Tensions are mounting among key Gulf states that once positioned themselves as stabilizing forces in the Middle East. In recent weeks, Saudi Arabia, the United Arab Emirates, and Bahrain — long viewed as the pragmatic wing of the Arab world — have found themselves increasingly sidelined in President Donald Trump’s Gaza reconstruction plan, even as they publicly back his push to end the war.
According to multiple Arab diplomatic sources, the three states support Trump’s peace framework and the disarmament of Hamas, but are deeply frustrated by the growing role of Qatar, their regional rival and a longtime patron of Islamist movements, including the Muslim Brotherhood. They fear that Washington’s expanding defense ties with Doha — now a central player in the postwar negotiations — risk undermining efforts to deradicalize Gaza and may allow Hamas to quietly reemerge.
“It’s a mistake to rely on Qatar,” a Saudi diplomatic source told Yisrael Hayom. “Excessive Qatari involvement in the next stages of the plan will cause it to collapse. Qatar’s interests are different — it will try to ensure that Hamas remains in the picture.”
While wary of Doha’s influence, the moderate Gulf states are expected to contribute heavily to Gaza’s reconstruction, largely in alignment with Israel’s position. They insist that any rebuilding effort must include full disarmament of Hamas and that the Palestinian Authority (PA) can only return to Gaza after sweeping reforms — including new leadership, financial transparency, and a program of de-radicalization in schools and media.
Saudi and Emirati officials say they have already begun educational reforms in their own countries, toning down anti-Israel rhetoric in textbooks and state media. “We want to create a generation that knows coexistence,” one Gulf education official said.
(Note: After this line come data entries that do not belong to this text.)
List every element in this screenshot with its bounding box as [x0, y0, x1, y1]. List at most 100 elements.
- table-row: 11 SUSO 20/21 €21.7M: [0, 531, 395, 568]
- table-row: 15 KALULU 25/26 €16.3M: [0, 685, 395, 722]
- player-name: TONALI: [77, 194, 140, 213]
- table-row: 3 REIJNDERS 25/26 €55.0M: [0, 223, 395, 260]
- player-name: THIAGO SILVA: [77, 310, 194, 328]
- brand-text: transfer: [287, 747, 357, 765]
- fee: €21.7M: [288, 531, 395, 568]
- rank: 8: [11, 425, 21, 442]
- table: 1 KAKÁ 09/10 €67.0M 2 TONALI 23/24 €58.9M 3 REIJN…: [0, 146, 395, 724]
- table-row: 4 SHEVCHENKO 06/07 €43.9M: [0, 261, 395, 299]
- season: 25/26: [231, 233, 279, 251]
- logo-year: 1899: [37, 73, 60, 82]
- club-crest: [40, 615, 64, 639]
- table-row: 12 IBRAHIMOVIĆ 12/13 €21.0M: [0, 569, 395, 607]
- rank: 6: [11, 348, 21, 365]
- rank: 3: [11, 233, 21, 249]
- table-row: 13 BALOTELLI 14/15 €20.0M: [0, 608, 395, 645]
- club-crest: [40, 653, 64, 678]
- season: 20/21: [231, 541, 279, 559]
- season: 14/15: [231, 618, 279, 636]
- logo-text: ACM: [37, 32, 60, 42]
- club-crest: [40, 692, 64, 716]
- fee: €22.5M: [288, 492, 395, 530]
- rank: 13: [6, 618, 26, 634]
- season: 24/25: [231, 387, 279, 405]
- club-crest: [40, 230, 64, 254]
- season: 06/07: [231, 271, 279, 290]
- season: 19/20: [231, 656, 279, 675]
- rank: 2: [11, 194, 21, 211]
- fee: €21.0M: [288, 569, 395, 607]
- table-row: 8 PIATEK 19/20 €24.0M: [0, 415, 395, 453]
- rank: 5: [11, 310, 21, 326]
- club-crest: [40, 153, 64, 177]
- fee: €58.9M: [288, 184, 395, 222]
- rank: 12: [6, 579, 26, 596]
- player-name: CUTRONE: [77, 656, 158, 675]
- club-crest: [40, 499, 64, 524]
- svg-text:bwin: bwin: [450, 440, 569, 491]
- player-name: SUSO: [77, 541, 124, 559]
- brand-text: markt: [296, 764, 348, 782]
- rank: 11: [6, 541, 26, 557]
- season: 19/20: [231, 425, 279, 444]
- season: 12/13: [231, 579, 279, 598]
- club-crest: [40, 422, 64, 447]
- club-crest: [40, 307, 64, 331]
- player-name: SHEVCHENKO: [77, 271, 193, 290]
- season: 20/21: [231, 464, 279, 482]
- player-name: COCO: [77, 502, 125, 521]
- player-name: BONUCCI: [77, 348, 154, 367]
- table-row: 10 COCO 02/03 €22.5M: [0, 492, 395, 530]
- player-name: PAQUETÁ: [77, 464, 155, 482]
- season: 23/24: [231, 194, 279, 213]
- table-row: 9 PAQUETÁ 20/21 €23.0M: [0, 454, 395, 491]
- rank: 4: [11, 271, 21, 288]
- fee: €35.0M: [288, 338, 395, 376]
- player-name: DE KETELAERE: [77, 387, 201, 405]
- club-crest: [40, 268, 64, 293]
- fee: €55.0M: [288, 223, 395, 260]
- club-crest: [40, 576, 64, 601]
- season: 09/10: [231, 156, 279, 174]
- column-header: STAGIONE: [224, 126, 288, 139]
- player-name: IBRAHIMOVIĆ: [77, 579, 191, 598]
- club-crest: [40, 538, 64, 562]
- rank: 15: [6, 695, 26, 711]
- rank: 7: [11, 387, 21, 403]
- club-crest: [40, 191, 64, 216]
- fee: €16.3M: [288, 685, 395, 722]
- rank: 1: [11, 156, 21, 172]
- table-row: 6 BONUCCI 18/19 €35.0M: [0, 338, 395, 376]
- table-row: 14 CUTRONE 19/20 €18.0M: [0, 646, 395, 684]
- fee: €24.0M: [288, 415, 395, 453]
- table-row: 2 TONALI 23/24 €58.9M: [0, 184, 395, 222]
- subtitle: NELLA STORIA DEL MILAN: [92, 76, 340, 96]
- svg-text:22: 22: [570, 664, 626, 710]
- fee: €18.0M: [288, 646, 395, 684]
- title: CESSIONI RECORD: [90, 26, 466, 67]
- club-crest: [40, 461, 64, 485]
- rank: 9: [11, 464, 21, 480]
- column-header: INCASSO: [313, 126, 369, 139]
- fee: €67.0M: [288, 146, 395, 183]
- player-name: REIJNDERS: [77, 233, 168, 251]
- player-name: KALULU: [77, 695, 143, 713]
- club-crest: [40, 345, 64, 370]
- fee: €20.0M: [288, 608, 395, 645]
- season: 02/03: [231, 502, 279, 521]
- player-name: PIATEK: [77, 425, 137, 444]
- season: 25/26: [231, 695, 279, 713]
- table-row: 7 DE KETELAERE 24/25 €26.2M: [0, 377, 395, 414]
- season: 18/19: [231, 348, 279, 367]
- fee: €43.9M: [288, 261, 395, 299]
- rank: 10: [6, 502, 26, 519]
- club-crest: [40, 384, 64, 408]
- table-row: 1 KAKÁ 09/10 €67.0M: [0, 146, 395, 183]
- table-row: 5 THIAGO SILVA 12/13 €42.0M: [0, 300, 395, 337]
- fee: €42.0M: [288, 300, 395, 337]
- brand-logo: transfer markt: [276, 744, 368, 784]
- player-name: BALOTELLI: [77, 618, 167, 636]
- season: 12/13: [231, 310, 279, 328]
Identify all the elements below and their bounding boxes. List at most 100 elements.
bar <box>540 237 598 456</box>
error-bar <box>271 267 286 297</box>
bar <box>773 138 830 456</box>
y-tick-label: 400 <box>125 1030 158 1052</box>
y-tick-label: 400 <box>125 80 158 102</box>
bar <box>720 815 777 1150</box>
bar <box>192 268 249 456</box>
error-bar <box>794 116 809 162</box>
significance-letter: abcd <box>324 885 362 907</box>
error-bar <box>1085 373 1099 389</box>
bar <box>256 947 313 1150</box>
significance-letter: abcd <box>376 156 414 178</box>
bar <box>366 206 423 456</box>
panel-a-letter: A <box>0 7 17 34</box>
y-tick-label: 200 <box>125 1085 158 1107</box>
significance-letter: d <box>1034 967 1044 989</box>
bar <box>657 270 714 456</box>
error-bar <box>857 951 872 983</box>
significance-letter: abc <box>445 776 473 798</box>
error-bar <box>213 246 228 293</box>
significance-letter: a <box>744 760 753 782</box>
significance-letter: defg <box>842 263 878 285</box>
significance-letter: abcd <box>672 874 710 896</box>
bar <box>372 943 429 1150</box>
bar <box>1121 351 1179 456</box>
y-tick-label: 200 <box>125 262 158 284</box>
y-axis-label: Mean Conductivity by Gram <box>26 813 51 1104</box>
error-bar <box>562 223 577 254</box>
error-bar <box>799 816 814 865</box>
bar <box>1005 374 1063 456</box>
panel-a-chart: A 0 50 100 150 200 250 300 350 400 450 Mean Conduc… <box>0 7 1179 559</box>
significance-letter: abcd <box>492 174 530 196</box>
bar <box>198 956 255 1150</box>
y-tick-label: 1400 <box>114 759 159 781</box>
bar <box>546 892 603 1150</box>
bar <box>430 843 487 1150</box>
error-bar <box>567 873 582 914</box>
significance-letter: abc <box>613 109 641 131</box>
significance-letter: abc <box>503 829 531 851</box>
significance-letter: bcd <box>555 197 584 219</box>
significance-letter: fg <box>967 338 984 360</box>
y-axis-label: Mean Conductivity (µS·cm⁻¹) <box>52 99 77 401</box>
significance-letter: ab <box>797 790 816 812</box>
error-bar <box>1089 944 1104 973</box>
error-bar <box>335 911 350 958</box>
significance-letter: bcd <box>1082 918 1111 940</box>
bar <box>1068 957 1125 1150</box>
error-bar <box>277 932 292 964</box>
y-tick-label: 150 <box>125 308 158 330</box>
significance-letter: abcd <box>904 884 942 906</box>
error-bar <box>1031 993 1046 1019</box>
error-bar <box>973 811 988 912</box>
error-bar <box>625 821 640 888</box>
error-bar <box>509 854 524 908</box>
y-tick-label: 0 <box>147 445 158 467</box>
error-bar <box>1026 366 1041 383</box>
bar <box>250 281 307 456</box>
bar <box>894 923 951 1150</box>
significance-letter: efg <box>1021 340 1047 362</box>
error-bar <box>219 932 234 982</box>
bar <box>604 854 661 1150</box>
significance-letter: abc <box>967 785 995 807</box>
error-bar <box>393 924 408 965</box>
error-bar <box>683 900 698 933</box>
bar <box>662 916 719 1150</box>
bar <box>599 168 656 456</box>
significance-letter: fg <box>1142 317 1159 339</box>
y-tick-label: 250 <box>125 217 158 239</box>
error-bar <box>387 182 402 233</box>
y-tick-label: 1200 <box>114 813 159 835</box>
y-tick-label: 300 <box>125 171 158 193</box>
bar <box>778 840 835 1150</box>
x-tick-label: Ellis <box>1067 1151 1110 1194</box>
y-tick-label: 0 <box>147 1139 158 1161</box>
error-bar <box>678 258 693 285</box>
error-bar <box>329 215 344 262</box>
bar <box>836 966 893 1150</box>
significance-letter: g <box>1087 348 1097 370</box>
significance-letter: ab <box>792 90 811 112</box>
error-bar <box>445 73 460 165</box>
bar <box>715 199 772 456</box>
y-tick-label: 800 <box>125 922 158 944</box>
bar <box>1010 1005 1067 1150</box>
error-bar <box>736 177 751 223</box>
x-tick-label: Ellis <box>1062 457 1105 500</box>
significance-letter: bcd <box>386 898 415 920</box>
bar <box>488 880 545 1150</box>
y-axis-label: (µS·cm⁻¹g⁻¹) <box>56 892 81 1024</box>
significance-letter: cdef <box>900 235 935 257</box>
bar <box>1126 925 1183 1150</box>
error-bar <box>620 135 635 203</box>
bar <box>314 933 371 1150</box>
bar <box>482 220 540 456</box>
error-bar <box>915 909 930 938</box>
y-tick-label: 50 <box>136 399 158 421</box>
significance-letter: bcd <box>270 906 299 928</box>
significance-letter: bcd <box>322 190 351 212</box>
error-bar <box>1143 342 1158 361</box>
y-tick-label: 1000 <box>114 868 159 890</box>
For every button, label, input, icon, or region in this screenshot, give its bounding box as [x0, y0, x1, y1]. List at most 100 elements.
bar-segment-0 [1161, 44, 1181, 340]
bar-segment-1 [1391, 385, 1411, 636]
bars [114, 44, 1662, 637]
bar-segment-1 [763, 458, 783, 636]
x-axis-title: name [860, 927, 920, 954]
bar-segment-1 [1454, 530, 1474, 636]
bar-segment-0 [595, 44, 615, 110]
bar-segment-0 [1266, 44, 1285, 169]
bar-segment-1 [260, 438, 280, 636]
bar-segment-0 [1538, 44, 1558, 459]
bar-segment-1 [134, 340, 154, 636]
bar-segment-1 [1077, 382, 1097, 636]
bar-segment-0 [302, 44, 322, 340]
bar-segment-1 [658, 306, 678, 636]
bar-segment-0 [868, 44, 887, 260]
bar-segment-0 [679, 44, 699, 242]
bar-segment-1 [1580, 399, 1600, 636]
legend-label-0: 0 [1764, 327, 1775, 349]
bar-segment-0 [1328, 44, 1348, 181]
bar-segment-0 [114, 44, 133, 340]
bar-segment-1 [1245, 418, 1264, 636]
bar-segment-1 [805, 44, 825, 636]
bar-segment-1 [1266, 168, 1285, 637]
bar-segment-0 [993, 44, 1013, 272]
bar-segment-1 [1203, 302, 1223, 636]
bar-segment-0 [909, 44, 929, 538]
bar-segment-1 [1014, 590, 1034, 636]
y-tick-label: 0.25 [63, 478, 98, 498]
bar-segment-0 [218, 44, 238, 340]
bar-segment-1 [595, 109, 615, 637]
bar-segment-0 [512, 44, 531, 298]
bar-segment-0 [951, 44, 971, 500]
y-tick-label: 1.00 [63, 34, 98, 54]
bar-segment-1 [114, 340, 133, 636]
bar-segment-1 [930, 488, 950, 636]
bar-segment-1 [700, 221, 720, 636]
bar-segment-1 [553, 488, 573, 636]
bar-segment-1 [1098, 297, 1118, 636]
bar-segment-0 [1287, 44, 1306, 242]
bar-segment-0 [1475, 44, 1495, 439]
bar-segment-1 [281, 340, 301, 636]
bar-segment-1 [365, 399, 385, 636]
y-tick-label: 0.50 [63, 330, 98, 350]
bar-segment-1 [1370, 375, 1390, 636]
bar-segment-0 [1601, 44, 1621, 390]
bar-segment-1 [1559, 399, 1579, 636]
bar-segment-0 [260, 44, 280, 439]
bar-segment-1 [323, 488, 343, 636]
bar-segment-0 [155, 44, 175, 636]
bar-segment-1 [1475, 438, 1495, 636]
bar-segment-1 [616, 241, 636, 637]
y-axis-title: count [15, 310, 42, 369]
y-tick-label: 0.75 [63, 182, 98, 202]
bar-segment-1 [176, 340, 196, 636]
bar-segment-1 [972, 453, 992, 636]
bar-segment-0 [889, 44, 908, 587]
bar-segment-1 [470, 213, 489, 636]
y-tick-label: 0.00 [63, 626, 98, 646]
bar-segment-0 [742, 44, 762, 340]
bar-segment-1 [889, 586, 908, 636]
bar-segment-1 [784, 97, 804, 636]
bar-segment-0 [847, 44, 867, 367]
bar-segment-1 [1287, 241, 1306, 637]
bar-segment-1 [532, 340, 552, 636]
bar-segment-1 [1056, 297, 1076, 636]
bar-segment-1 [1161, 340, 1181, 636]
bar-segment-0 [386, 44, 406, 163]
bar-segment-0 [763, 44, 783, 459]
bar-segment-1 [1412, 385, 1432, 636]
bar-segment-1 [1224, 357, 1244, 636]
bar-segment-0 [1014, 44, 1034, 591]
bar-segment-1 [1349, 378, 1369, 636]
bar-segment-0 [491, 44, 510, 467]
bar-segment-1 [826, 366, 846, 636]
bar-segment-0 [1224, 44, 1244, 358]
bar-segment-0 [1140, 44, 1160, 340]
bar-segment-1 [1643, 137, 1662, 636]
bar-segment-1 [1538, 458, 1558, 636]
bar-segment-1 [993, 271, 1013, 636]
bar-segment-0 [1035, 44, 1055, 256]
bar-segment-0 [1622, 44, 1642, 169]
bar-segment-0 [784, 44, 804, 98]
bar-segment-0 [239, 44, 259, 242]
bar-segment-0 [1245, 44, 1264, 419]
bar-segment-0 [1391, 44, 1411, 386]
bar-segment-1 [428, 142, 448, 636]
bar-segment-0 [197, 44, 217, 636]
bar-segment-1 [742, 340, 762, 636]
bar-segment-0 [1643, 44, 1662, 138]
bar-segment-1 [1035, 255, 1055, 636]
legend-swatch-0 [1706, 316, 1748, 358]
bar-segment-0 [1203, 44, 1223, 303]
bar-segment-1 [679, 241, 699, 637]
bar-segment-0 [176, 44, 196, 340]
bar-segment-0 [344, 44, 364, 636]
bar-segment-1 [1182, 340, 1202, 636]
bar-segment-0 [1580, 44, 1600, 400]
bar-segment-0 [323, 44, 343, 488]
But the Gulf coalition is also pressing Israel for reciprocal political steps, including a credible path toward a two-state solution. “Normalization with Israel remains on the table,” the Saudi source emphasized, “but it will not happen within months. It’s a long road that requires seeing the agreement implemented in full — including Israel’s commitments to the PA and serious negotiations toward a two-state solution.”
The source added that Prime Minister Benjamin Netanyahu’s coalition — which includes several right-wing ministers who oppose Palestinian statehood — must “decide whether they support annexation or a real solution that will eventually bring calm.”
While the final hostages’ release has been completed under the U.S.-brokered deal, Israeli and regional officials remain deeply pessimistic about the next phase. Few in Jerusalem believe Hamas will willingly surrender its weapons or relinquish control of Gaza, despite the terms of the Trump peace plan.
In recent days, Hamas’s internal violence — including the massacre of a rival clan, public executions of alleged collaborators, and armed parades — has fueled fears that the group is consolidating power, not ceding it. Security sources confirmed that in several areas near IDF-controlled zones, Israeli troops have intervened to prevent Hamas revenge killings.
“The reality is that Hamas is not demilitarizing — it’s regrouping,” an Israeli defense official said. “If that continues, it could unravel the entire postwar framework.”